Er is een duidelijk contrast tussen diagnostische criteria die zeer specifiek zijn en die "met meer flexibiliteit rond symptoompresentatie", merken ze op.

Andere studies hebben ook een aanzienlijk gebrek aan uniformiteit gemeld "binnen de criteria van individuele diagnoses" in beide DSM-5 en eerdere edities.

Met behulp van deze criteria is het bijvoorbeeld mogelijk dat twee mensen dezelfde diagnose krijgen zonder dat ze symptomen gemeen hebben.

Moet ‘verder denken dan diagnoses’

Het lijkt erop dat een belangrijk onderdeel van de boodschap van de onderzoekers is dat, hoewel diagnostische modellen psychiaters kunnen helpen bij het oefenen van 'klinisch oordeel', ze ook het begrijpen van de oorzaken van mentaal leed kunnen belemmeren.

Ze schrijven bijvoorbeeld: "Door te focussen op diagnostische categorieën, kunnen individuele ervaringen van angst en specifieke causale paden worden verdoezeld."

Dit zou ertoe kunnen leiden dat de nadruk wordt gelegd op het verminderen van symptomen "die als inherent verstoord worden beschouwd, zoals het horen van stemmen, in plaats van alleen het ongemak dat met de ervaringen gepaard gaat, weg te nemen".

Dit resulteert ook in nutteloze diagnostische etikettering, in die zin dat "het labelen van angst als abnormaal op zichzelf nog meer ongerief kan veroorzaken."

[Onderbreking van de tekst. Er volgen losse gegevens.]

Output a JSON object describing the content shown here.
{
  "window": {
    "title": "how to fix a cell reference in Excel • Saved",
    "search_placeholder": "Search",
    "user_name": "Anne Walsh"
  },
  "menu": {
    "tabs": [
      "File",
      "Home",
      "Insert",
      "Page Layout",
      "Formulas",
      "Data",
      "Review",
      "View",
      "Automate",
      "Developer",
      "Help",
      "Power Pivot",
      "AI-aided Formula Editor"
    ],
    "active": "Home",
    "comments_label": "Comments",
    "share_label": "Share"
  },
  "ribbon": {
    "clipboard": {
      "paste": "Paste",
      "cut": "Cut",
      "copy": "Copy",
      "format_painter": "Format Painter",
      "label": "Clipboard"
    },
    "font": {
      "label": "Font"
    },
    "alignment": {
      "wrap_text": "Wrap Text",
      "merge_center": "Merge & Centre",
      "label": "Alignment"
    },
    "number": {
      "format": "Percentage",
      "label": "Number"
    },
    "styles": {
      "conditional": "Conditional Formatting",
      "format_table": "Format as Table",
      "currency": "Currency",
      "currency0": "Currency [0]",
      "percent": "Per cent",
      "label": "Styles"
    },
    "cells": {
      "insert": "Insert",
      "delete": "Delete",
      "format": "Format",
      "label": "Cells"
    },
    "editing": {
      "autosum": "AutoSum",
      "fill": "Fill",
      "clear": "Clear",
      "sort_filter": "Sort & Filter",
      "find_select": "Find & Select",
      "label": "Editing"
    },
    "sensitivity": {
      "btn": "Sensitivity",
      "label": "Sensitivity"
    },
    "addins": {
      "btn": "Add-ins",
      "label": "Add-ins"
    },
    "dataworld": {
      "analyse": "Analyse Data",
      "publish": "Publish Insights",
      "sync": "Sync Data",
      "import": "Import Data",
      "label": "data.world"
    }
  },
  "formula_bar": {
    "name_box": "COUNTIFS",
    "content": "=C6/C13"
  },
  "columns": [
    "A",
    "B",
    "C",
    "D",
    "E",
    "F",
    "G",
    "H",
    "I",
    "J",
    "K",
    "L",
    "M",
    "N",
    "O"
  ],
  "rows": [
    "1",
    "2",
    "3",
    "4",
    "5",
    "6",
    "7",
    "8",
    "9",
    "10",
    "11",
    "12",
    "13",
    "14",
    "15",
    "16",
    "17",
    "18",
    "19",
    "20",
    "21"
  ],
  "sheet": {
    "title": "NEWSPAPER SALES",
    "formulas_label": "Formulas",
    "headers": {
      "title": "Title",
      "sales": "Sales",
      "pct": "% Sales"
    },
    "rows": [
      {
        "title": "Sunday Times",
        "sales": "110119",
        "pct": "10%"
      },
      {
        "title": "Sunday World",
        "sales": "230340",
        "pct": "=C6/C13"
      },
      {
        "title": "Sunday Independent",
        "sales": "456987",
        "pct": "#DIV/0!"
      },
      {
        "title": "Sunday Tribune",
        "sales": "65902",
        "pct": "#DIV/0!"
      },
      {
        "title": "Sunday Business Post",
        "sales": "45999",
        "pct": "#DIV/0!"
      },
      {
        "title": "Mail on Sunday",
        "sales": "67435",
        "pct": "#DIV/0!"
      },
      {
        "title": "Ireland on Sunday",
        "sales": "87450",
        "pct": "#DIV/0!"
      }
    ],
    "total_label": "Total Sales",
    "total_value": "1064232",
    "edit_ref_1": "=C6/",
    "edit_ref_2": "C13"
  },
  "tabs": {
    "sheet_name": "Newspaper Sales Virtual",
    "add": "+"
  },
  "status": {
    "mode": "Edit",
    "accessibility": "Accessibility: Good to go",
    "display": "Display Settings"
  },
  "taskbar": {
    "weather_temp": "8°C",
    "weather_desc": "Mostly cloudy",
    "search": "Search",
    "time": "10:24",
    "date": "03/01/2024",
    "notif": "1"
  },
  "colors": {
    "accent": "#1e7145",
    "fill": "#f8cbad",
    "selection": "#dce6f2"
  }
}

De auteurs pleiten voor een meer "pragmatische benadering van psychiatrische beoordeling, die herkenning van individuele ervaringen mogelijk maakt", aangezien het "een effectievere manier zou kunnen zijn om leed te begrijpen dan vast te houden aan een oneerlijk categorisch systeem."

"Ik hoop dat deze bevindingen beroepsbeoefenaren in de geestelijke gezondheidszorg zullen aanmoedigen om verder te denken dan diagnoses en andere verklaringen van psychische problemen in overweging te nemen, zoals trauma en andere ongunstige levenservaringen."